Friday, December 20, 2019

Drainage

Here's a project that got out of control. The whole concrete slab in front of the door sank backwards, so rain puddles in front of the door and seeps under the frame into the living room, where it destroys the shopping bag floor cover.

I pondered this issue and decided the best thing would be to destroy the whole slab and re-pour it with a slop toward the lawn and not the door. But that sounded like a big project that could force me into other problems. So Plan B was to cut a channel and dig down and put a french drain and then drill some holes or use lattice pavers so water could drain down to the french drain. But that involved digging a trench a foot below a channel in concrete...
Plan C came when I discovered PVC micro-channel drain for sidewalks or in front of garages. Hey, this might work. So, I cut the channel with a freakin' circular saw and masonry blade, which was tool abuse, but it worked to cut a 3 inch deep slice. Unfortunately, I needed a 5 inch deep cut, so I had more work drilling and hammering the channel open.


 

The weird thing is that when I had only the thin cuts in the concrete we had a rain storm and all the water drained down the thin channels. There was no pond in front of the door. Everything was dry on the other side of the cuts. I think the cuts were enough to solve the draining issue since water always had a lower way out to the lawn. But I was not convinced it would work for a huge rain so I broke out the channel and agonized over getting the channel drain to angle slightly toward the lawn. This was agony because the slab had was pitched badly the opposite direction. So, this created a big lip/drop down when I had the drain slopping toward the lawn. It's a tripping hazard, but I had no choice and envisioned a grate over the drain...or a door mat.

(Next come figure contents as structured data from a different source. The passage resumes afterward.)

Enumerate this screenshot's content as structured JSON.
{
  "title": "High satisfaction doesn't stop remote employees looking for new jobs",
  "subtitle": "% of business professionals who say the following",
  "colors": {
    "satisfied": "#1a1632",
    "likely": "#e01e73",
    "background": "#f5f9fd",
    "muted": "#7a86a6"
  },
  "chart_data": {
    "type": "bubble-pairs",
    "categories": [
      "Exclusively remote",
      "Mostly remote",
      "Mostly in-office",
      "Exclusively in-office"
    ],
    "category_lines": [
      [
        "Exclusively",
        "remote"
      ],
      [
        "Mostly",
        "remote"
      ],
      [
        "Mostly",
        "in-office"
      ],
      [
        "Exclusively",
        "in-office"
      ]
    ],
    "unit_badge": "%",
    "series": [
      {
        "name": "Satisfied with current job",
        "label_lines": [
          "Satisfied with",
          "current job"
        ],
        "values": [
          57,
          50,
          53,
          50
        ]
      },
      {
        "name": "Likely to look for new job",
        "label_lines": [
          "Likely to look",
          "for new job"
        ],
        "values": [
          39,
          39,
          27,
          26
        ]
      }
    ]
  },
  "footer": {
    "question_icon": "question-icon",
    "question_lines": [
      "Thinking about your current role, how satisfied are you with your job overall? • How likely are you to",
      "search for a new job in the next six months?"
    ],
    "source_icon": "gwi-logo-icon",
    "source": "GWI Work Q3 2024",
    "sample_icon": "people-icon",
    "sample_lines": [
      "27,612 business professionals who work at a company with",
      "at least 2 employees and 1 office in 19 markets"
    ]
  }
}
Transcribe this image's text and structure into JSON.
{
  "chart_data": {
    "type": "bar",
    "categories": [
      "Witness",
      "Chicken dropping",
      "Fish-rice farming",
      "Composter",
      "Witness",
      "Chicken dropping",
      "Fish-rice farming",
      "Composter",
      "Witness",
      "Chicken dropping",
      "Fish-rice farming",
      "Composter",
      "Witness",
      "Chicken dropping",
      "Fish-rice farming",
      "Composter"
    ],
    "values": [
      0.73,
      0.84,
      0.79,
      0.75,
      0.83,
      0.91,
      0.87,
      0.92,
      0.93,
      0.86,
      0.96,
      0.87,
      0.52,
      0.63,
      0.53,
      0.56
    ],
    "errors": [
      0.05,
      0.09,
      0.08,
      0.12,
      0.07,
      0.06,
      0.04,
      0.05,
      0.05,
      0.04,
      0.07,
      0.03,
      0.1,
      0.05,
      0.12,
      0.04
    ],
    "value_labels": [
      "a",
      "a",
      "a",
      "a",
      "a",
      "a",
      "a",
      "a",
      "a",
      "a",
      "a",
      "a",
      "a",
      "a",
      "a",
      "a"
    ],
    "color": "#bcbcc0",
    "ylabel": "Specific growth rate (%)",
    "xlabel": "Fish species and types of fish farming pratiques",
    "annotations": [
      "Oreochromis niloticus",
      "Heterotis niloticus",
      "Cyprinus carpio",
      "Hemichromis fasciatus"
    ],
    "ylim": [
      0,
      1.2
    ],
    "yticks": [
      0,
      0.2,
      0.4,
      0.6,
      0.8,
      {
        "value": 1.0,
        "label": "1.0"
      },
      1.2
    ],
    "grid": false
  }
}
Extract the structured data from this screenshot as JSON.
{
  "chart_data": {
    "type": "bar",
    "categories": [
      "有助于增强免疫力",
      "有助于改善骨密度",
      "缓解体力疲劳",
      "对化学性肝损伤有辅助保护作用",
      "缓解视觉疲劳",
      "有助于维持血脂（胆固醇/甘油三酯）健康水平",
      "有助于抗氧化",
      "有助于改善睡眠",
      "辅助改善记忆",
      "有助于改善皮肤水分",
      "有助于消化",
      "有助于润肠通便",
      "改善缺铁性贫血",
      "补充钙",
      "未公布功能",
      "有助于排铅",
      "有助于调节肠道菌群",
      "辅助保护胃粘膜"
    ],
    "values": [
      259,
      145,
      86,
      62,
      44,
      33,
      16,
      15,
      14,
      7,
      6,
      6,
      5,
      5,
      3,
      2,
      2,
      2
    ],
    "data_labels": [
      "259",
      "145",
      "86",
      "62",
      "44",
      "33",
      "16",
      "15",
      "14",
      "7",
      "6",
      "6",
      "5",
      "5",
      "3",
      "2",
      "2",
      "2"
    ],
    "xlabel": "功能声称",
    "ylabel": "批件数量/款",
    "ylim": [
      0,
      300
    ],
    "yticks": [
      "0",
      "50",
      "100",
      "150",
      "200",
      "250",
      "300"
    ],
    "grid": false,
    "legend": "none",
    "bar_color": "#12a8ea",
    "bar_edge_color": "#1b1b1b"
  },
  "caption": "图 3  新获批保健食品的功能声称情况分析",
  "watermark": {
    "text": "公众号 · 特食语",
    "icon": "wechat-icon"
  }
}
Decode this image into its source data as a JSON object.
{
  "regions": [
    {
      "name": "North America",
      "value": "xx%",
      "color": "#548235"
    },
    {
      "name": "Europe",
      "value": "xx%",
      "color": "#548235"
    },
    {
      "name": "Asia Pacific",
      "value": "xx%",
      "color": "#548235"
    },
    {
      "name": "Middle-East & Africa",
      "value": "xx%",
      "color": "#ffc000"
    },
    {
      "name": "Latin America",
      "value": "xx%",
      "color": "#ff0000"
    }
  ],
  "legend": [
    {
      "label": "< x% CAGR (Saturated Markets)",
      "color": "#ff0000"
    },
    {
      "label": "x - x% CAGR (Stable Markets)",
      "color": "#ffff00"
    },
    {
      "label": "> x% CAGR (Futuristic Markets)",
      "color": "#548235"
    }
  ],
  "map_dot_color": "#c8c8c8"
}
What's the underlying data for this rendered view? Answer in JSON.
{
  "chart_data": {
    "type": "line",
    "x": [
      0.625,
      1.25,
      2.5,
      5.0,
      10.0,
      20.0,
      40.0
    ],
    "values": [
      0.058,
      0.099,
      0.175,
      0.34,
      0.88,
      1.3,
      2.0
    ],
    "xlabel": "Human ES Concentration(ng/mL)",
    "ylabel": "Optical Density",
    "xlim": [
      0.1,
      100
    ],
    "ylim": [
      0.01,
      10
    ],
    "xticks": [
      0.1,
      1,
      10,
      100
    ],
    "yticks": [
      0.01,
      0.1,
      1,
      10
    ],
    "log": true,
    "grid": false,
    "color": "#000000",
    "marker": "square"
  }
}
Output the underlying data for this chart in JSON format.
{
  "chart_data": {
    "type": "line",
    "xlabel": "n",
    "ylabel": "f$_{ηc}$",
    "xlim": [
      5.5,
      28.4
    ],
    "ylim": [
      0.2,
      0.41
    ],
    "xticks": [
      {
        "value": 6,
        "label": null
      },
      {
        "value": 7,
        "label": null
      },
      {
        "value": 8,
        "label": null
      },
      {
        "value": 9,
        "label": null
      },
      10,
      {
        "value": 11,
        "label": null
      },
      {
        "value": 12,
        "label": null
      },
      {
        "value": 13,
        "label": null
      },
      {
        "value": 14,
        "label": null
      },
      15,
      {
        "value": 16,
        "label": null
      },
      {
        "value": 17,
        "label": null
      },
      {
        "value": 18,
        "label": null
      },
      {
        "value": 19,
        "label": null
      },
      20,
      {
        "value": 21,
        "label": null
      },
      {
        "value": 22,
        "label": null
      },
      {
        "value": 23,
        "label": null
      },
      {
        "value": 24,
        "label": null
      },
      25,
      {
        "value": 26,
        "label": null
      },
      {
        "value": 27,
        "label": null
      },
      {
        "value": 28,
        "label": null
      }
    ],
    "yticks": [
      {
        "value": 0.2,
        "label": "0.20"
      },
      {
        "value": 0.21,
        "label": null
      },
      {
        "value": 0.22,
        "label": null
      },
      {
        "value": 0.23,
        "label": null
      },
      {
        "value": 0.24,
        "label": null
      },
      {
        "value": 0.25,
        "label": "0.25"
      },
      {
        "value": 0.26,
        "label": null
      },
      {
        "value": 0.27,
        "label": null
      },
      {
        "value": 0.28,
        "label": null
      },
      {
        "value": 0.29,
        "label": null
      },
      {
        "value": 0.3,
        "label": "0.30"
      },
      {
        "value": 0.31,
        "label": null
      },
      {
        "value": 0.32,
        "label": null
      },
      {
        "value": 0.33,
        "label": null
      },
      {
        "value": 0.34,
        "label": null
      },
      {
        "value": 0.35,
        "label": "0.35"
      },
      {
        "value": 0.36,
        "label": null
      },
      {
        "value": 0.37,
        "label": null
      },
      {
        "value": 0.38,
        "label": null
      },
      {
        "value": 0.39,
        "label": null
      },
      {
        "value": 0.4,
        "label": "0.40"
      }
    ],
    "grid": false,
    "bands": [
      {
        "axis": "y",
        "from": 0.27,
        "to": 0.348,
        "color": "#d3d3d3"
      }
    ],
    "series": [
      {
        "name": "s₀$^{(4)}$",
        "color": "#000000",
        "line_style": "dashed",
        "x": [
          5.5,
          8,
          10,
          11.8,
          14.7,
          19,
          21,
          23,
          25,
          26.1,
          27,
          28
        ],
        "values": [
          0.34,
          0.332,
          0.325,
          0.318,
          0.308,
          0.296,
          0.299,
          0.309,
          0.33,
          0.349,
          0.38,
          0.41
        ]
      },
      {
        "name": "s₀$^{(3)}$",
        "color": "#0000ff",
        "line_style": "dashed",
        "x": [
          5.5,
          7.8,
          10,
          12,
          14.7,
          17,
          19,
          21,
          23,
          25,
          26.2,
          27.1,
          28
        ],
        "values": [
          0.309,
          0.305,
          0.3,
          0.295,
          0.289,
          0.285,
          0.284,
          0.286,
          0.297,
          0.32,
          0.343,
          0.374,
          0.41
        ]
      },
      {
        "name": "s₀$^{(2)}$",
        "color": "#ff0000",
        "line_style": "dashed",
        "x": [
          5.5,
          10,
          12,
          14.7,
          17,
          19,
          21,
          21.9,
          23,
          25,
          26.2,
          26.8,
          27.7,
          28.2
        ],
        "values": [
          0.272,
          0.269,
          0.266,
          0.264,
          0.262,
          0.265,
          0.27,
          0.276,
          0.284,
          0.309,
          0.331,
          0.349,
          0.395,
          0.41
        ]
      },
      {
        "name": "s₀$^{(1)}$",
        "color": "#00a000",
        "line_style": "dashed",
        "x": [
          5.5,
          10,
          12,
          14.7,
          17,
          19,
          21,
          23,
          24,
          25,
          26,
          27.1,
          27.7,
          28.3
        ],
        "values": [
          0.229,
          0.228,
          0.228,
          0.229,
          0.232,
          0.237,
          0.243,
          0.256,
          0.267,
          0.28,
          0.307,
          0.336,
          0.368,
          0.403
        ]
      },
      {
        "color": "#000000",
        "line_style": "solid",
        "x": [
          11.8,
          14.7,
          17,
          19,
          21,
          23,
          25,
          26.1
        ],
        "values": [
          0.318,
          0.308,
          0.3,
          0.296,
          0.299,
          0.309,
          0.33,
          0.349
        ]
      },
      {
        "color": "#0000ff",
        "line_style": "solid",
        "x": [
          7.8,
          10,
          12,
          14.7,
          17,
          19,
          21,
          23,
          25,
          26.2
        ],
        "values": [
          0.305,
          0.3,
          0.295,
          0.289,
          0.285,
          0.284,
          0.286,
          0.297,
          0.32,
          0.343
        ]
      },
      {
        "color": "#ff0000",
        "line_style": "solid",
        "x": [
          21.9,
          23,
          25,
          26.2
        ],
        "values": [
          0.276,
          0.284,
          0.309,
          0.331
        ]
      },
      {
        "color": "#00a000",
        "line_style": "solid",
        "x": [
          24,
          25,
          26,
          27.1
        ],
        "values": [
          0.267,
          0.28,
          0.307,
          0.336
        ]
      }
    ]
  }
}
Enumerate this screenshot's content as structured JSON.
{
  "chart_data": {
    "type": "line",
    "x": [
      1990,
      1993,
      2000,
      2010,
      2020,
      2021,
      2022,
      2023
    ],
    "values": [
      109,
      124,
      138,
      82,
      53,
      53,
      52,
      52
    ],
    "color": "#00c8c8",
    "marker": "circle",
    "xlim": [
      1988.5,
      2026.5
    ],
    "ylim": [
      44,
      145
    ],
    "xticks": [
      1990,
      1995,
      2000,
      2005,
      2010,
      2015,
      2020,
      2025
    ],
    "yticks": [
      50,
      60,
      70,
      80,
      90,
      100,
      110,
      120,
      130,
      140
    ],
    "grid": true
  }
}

I suspected that when I finally started to cement this in place my errors would become clear and that's what happened. As soon as I had committed to mixing cement I started to visualize what was happening with the water. I was thinking correctly, that I want a sloped drain toward the lawn like a roof gutter, but this is not totally a good comparison. A roof gutter is not water-proof and will leak at seams with standing water. Only a slope minimizes the leaks and maximizes drainage. But a ground level channel drain is UNDERGROUND, so who cares if it leaks? Furthermore, the channel drain is 3-1/4'' deep. So, if the channel drain was dead level, or even sloped in the wrong direction then it will STILL DRAIN as long as the yard end of the drain is not over 3-1/4'' above the grade of the opposite end of the drain. See? The drain would have to fill completely with water, with 3-1/4'' of water for the pond to return. But if the drain was dead level with the slopping slab, even slopping in the opposite direction of the lawn, it will simply fill up with water to the level required to start draining toward the lawn, which was probably 2'' of water, which is still below the top of the channel drain, so I would never see ponding. The water will be captured in the drain until it starts to drain. So, I don't think I needed to agonize about the slope of the drain since standing water inside the drain is not a big deal. It will evaporate in the heat of the sun. But I did agonize over the drain slope as I tried to ensure complete drainage, and thus caused there to be a depression where the slab and the drain do not match.



I think my instincts to get the drain to slope in such a way that there will be no standing water was correct, but I wanted to show how this was not the only way to skin the cat. The difference in slopes between the slab and dead level and a drain slope caused the offset depression that becomes a tripping hazard and another problem to fix.
Again, the solution is to tear all the concrete out and compact the area and slope the new pour in the direction of the lawn, but I have none of that equipment and am trying to solve these problems with what I can assemble myself. I can't justify a $1000 solution to the drainage problem, but I can justify a $40 solution that creates a tiny depression that can be covered with pea gravel or a door mat or a metal grate or something that eliminates the depression but still allows water to reach the drain.



The lesson here is to simplify everything. I do believe sloped cuts in the slab would've solved the problem with minimal effort. Water would've drained down the cuts into the lawn and there would've been no tripping hazard. Hell, make 3 cuts. As long as lawn end of the cut is below the opposite end then water will drain down the cut. The slab remains mostly unchanged. The only cost is the masonry blade. Maybe the cut channel fills with debris and stops draining but that could be solved by making it wider so it can be swept clean.


This solution will work, but it was a little complicated and I'm trying to keep things simple since the house is neglected in general so that any little project can quickly become big if I dig too deep into the problem. Pouring a new slab might be a solution but consider what insanity that would involve as soon as I exposed the area beneath the wall. It leads on and on and the project balloons out of control. I'm not trying to reinvent the wheel but I do want to make some attempt to solve major issues like water entering the front door. It's a fine line between doing nothing, doing something that almost works, and doing something that works but creates other problems and creates.